Regional reduction in excitability and connexin 43 expression in areas of conduction disturbance in canine ventricles with chronic rapid pacing and ameroid constrictor

It has been suggested that altered connexin43 (Cx43) expression may be associated with reentrant ventricular arrhythmias in chronic myocardial infarction. A similar possibility was investigated in canine hearts without necrotic scar, which were subjected to chronic rapid pacing (CRP) at 240 beats/min for 4 weeks and progressive obliteration of the left coronary circumflex artery (LCx) by an ameroid constrictor. Electrophysiologic alterations identified by mapping the LCx territory (191 unipolar recordings) included activation delay, ST segment potential elevation and reduced maximum negative slope (−dV/dtmax) in the activation complex of unipolar electrograms. The LCx was divided into areas displaying depressed conduction (LCx1: 0.07±0.04 m/s,mean±SD) and milder depression (LCx2: 0.23 ±0.01 m/s).
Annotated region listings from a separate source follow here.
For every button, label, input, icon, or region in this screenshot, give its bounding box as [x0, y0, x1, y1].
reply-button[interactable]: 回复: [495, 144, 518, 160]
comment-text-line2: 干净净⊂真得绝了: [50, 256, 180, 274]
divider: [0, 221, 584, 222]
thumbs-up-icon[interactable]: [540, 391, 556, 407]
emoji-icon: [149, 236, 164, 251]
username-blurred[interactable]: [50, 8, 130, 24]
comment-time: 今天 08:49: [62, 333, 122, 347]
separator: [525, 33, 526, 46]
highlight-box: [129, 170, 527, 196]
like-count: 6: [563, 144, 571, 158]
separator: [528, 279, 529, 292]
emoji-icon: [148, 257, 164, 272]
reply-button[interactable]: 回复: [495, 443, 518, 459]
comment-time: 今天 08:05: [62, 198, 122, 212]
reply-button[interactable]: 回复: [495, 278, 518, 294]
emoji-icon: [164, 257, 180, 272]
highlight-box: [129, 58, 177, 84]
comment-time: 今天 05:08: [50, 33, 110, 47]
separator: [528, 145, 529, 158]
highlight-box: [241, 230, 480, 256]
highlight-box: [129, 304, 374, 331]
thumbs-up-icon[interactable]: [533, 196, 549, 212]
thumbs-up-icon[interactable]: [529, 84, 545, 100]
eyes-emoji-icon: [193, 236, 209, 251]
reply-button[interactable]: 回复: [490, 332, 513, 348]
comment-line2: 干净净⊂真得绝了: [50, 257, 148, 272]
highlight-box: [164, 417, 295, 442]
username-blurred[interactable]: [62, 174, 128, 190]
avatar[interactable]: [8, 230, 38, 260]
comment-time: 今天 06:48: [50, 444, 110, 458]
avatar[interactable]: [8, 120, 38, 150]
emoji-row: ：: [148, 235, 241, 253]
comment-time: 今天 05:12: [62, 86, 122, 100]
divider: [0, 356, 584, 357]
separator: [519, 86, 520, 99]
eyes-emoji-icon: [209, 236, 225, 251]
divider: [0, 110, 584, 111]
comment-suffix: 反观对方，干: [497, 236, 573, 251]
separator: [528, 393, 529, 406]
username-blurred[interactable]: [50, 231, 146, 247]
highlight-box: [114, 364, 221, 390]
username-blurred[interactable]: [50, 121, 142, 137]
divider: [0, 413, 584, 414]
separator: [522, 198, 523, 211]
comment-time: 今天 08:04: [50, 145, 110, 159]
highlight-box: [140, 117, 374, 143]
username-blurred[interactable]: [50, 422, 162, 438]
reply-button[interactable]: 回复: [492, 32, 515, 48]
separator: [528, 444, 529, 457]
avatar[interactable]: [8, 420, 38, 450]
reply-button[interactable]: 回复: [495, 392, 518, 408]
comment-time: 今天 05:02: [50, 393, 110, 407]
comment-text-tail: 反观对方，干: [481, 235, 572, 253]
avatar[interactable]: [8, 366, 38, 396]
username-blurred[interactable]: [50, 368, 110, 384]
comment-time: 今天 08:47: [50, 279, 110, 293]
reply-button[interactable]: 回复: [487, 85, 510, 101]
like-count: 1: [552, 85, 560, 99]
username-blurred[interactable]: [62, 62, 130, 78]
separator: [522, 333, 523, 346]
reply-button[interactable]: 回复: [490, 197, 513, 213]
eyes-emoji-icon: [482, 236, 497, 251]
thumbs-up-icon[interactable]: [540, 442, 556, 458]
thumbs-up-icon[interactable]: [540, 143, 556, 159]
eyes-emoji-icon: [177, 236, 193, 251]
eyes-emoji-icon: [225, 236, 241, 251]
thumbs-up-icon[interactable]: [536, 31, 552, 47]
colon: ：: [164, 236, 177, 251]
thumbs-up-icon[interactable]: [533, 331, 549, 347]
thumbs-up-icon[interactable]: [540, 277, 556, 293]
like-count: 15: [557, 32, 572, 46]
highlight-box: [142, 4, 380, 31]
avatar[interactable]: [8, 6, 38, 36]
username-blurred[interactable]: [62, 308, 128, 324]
Cx43 measured by Western blot in tissue sampled from LCx1 was significantly reduced (62±63%) but not in LCx2 (39±87%) with reference to the left anterior descending artery territory (100%). Moreover, ‐dV/dtmax was significantly depressed (5.3±3.6 mV/ms) and ST segment potential was significantly elevated (17.7±17 mV) in LCx1 in comparison with LCx2 (10±3.9 mV/ms and −1.1±1.9 mV, respectively). The data indicate that conduction disturbances are induced by reduced Cx43 expression in conjunction with depressed excitability in viable energy‐stressed myocardium. Supported by the Canadian Institutes of Health Research and Quebec Heart Foundation.